Dreaming of a longish, or longer, tour

The other night my wife and I watched the documentary of super endurance athlete & ultra swimmer Diana Nyad. Wow. This film hit me quite hard. I am no movie critic or anything so I can’t comment on the movie, but I can say that I am in awe of the drive and inspiration I gained from watching it. Can you imagine at 60ish years old declaring you are going to do something that you failed at when you were in your twenties?  Then fail several attempts over consecutive years and keep going? Now imagine that something is swimming 100+ miles non stop! Again, wow. 

Less than 2 weeks ago I had another birthday. Yep, another year around the sun. I don’t like talking about age as I continue to feel that while my body is old, I am still young. I have had a great year and accomplished most of my annual goals. But have I really pushed myself? I think not. This movie reminded me that even when you are old, you can have big dreams and work toward big goals.  

With this thought, I found it interesting that I also received issue #10 of the Bikepacking Journal. Wow wow wow. I also got lost in the words and images by Ryan Wilson from his big adventure tour in Mongolia over at the Radavist. Honestly, I could go on and on and on with all the little things lining up to get me dreaming about big trips and adventures.   

Somehow over the years I have been lulled into safety. Lulled into thinking a long bike ride or a Sub 24 hour outing is enough to keep me full. While it may be true that those things keep me going and help me feel young, I am realizing that I am longing for a bit more. I want to push myself more. I need to get to the end point and then go beyond. I need to experience the problem solving required when all you have to think about is the route, food, water and sleep. I need to have a trip not go as planned and adapt and recover. I miss it.

I mentioned in my Stargazer update two posts ago that I had a trip planned last summer that got cancelled. I need to get something similar back on the books for 2024. I need my mind focused on something that pushes me further than what I am capable of today. Right now I am craving it. I need a longish, or longer, tour to fulfill my dreams and keep my ongoing personal goals moving forward.

At the moment I have not committed to something. I have many ideas. My wife and I are planning next year’s travel and time right now.

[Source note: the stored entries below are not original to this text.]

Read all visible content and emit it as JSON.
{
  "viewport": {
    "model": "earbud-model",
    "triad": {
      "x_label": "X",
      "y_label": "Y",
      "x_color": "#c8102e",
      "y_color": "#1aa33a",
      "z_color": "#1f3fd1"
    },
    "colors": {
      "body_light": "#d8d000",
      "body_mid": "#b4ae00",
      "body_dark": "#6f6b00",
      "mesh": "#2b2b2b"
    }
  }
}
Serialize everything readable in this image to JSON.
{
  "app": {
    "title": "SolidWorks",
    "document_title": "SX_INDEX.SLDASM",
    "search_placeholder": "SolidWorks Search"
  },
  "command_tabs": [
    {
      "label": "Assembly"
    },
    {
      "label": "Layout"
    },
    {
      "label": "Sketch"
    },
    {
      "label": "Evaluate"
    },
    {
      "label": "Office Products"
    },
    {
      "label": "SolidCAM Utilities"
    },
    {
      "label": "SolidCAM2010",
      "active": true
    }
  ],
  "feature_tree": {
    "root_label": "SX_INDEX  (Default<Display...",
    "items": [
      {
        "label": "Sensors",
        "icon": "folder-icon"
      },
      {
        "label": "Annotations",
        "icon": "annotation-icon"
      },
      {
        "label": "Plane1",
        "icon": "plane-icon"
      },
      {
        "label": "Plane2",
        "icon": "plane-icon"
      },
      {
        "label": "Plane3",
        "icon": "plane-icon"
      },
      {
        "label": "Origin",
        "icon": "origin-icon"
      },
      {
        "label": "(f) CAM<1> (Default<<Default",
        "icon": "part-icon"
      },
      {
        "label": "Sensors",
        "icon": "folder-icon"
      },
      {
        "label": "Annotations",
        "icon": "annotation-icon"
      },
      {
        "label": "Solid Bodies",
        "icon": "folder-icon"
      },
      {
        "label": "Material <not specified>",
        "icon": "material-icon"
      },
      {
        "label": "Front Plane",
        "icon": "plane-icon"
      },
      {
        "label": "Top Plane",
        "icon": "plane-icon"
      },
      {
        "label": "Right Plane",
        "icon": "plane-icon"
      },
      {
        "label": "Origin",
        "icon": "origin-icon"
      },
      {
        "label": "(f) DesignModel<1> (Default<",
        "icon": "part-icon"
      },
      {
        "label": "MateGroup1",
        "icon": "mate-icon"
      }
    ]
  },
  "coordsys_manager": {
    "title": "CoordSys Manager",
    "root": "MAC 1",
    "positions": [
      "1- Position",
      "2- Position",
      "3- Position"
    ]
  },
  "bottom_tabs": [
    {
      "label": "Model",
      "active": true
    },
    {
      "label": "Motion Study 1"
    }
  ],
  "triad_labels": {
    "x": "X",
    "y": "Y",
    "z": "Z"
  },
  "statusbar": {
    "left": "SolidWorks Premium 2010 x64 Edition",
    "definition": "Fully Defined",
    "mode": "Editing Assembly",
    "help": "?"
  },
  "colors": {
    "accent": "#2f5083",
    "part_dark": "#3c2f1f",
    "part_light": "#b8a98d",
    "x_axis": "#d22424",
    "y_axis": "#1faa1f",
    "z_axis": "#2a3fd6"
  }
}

I plan to hone that in a bit over the next few weeks and get a plan put in place for my mental & physical fitness as well before committing. I am excited. I am also looking forward to getting a plan in place for my technical gear (bike, bags, shelter, clothing, food, etc) to support and achieve that goal. 

While I am not ready yet to commit to a specific route, tour or experience, what I will say is that I continue to fester on this bike and what experience it offers, the Tumbleweed Bicycles Prospector.  This image is courtesy of Logan Watts in his 2019 review over at Bikepacking.com.

I wrote about Prospecting in Boise a month or so ago when I visited them in beautiful Boise, ID. Well…Time has not made my dreams of building one go away. Still dreaming and scheming. One of these days I suspect parts for a build will start trickling in!